According to the World Health Organization ischemic strokes account for 80 percent of the 15 million strokes that occur each year worldwide. An ischemic stroke is a type of stroke caused when a blood clot obstructs blood flow to the brain. tPA is used to dissolve these blood clots within the first three hours of a stroke with significant success in reducing death and disability.
In actuality, less than 3 percent of patients with ischemic stroke receive tPA because the narrow safety window has often passed by the time a stroke patient reaches a hospital and is diagnosed. And, because the drug causes bleeding, it can't be used for other types of strokes such as an intracerebral hemorrhage, which occurs when a blood vessel in the head ruptures.
Daniel Lawrence of the University of Michigan Medical School who worked with researchers from the Karolinska Institute in Stockholm, Sweden explained, "You potentially could reduce the amount of side effects associated with tPA and increase the population that could receive it." The findings of the study were published in the journal Nature Medicine.
According to Lawrence, the study offered a better understanding of why tPA causes bleeding. When tPA trickles into the brain through stroke-damaged vessels, it seems to act on a protein involved in blood vessel formation called PDGF-CC and the PDGF-alpha receptor that it binds to. This weakens the mechanism that protects the brain from toxins in the blood and makes blood vessels dangerously leaky. Gleevec blocks the PDGF-alpha receptor and appears to counteract the effect.

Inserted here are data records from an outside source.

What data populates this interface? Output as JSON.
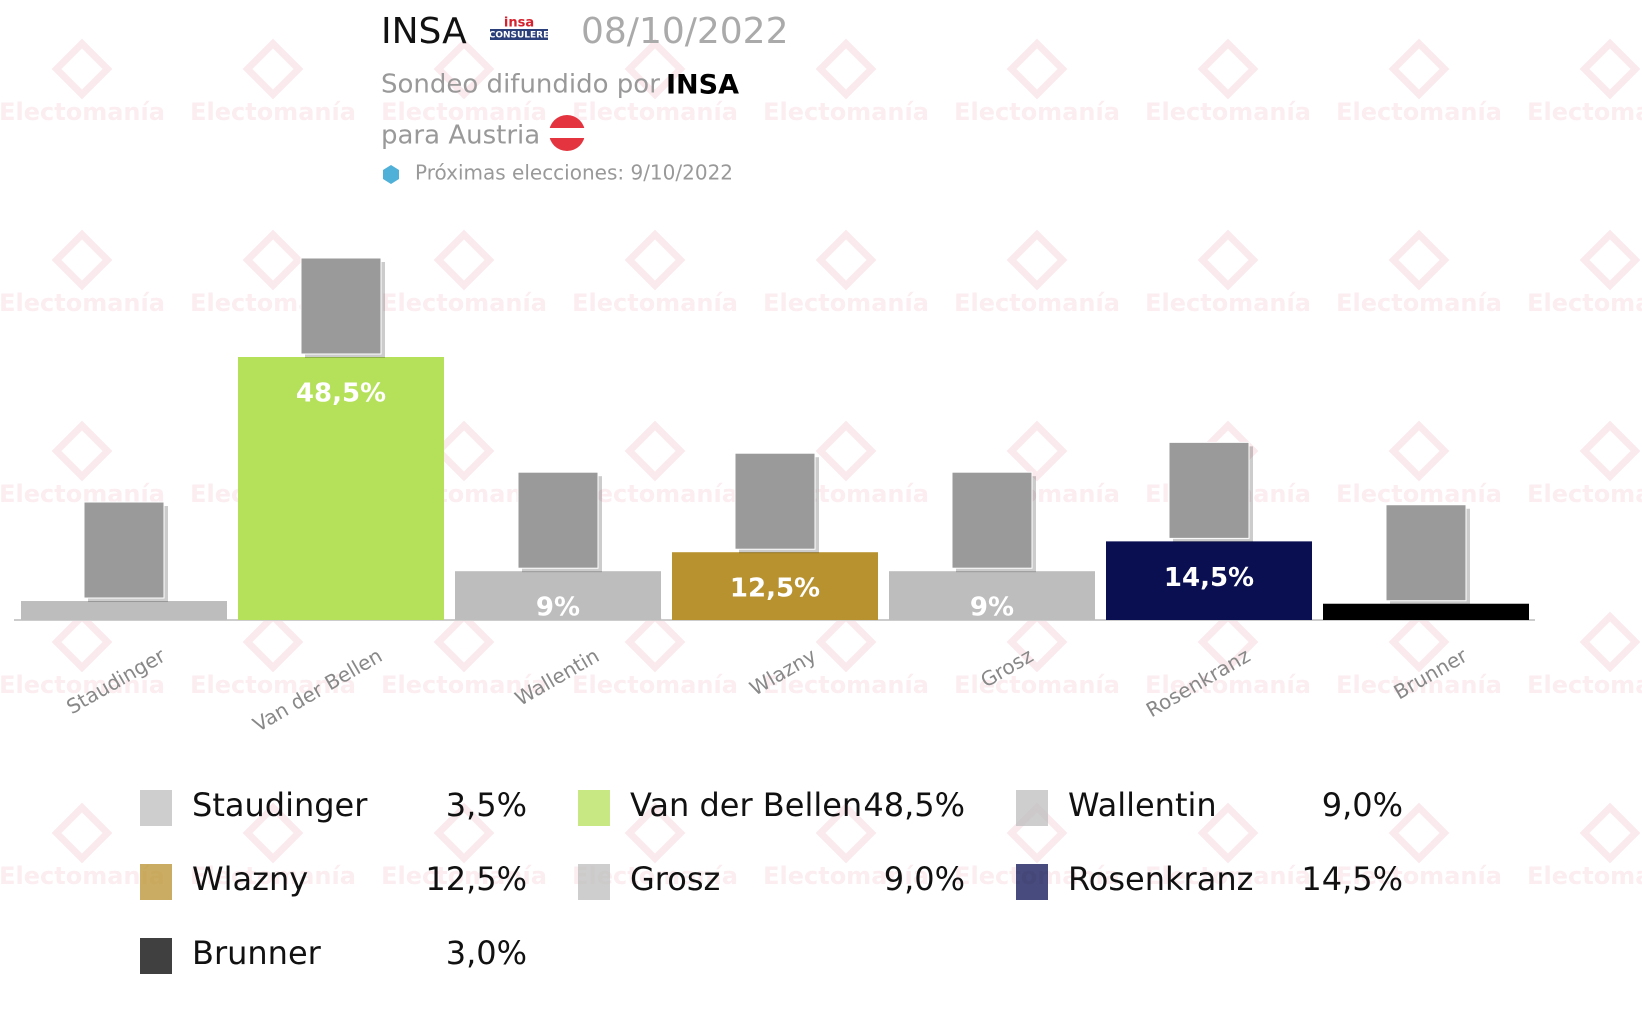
{
  "chart_data": {
    "type": "bar",
    "title": "INSA",
    "logo": {
      "top": "insa",
      "bottom": "CONSULERE"
    },
    "date": "08/10/2022",
    "source_prefix": "Sondeo difundido por",
    "source": "INSA",
    "region": "para Austria",
    "next_election": "Próximas elecciones: 9/10/2022",
    "watermark": "Electomanía",
    "categories": [
      "Staudinger",
      "Van der Bellen",
      "Wallentin",
      "Wlazny",
      "Grosz",
      "Rosenkranz",
      "Brunner"
    ],
    "values": [
      3.5,
      48.5,
      9,
      12.5,
      9,
      14.5,
      3
    ],
    "value_labels": [
      null,
      "48,5%",
      "9%",
      "12,5%",
      "9%",
      "14,5%",
      null
    ],
    "legend_labels": [
      "3,5%",
      "48,5%",
      "9,0%",
      "12,5%",
      "9,0%",
      "14,5%",
      "3,0%"
    ],
    "colors": [
      "#bdbdbd",
      "#b5e05a",
      "#bdbdbd",
      "#b8922e",
      "#bdbdbd",
      "#0a0f52",
      "#000000"
    ]
  }
}
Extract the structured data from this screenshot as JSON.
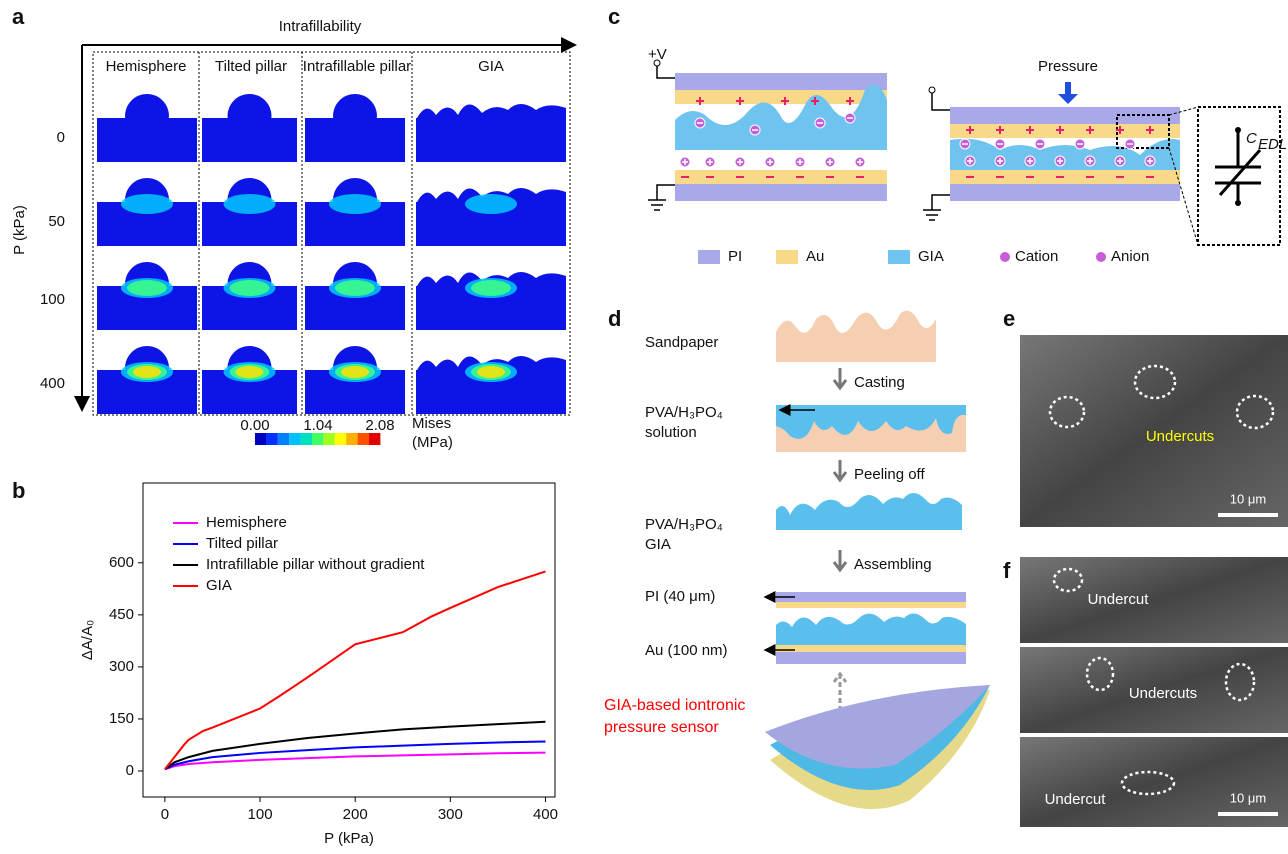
{
  "panel_labels": [
    "a",
    "b",
    "c",
    "d",
    "e",
    "f"
  ],
  "panel_a": {
    "axis_top": "Intrafillability",
    "columns": [
      "Hemisphere",
      "Tilted pillar",
      "Intrafillable pillar",
      "GIA"
    ],
    "rows": [
      "0",
      "50",
      "100",
      "400"
    ],
    "axis_left": "P (kPa)",
    "colorbar": {
      "ticks": [
        "0.00",
        "1.04",
        "2.08"
      ],
      "label": [
        "Mises",
        "(MPa)"
      ]
    }
  },
  "chart_data": {
    "type": "line",
    "xlabel": "P (kPa)",
    "ylabel": "ΔA/A₀",
    "xlim": [
      -23,
      410
    ],
    "ylim": [
      -75,
      830
    ],
    "xticks": [
      0,
      100,
      200,
      300,
      400
    ],
    "yticks": [
      0,
      150,
      300,
      450,
      600
    ],
    "legend": "upper left",
    "series": [
      {
        "name": "Hemisphere",
        "color": "#ff00ff",
        "x": [
          0,
          10,
          25,
          50,
          100,
          150,
          200,
          250,
          300,
          350,
          400
        ],
        "values": [
          5,
          14,
          20,
          25,
          32,
          37,
          42,
          45,
          48,
          51,
          53
        ]
      },
      {
        "name": "Tilted pillar",
        "color": "#0000ff",
        "x": [
          0,
          10,
          25,
          50,
          100,
          150,
          200,
          250,
          300,
          350,
          400
        ],
        "values": [
          5,
          18,
          28,
          40,
          52,
          60,
          68,
          73,
          78,
          82,
          85
        ]
      },
      {
        "name": "Intrafillable pillar without gradient",
        "color": "#000000",
        "x": [
          0,
          10,
          25,
          50,
          100,
          150,
          200,
          250,
          300,
          350,
          400
        ],
        "values": [
          5,
          25,
          40,
          58,
          78,
          95,
          108,
          120,
          128,
          135,
          142
        ]
      },
      {
        "name": "GIA",
        "color": "#ff0000",
        "x": [
          0,
          10,
          20,
          25,
          40,
          50,
          100,
          120,
          150,
          200,
          250,
          280,
          300,
          350,
          400
        ],
        "values": [
          5,
          40,
          75,
          90,
          115,
          125,
          180,
          215,
          270,
          365,
          400,
          445,
          470,
          530,
          575
        ]
      }
    ]
  },
  "panel_c": {
    "voltage": "+V",
    "pressure": "Pressure",
    "capacitance": {
      "symbol": "C",
      "subscript": "EDL"
    },
    "legend": [
      "PI",
      "Au",
      "GIA",
      "Cation",
      "Anion"
    ]
  },
  "panel_d": {
    "sandpaper": "Sandpaper",
    "casting": "Casting",
    "solution": [
      "PVA/H₃PO₄",
      "solution"
    ],
    "peeling": "Peeling off",
    "gia": [
      "PVA/H₃PO₄",
      "GIA"
    ],
    "assembling": "Assembling",
    "pi": "PI (40 μm)",
    "au": "Au (100 nm)",
    "sensor": [
      "GIA-based iontronic",
      "pressure sensor"
    ]
  },
  "panel_e": {
    "annotation": "Undercuts",
    "scale": "10 μm"
  },
  "panel_f": {
    "annotations": [
      "Undercut",
      "Undercuts",
      "Undercut"
    ],
    "scale": "10 μm"
  }
}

The studies suggest that Gleevec could help prevent the blood vessel leakage associated with tPA and could also extend the time window in which it can be used. Lawrence said that if the findings are confirmed in humans it could give patients and doctors more time and that "it could have a huge benefit."
The first human trial will soon begin in Sweden by physicians at the Karolinska Institute Hospital in Stockholm. The trial will include 60 people to be treated within hours after they suffer strokes. Some people will be given Gleevec within three hours of the stroke in addition to tPA treatment while others whose treatment started later some reason will be given Gleevec in addition to tPA after the standard three-hour period. The results will be compared to similar stroke patients who received standard treatment. Results of the study should be available within a year.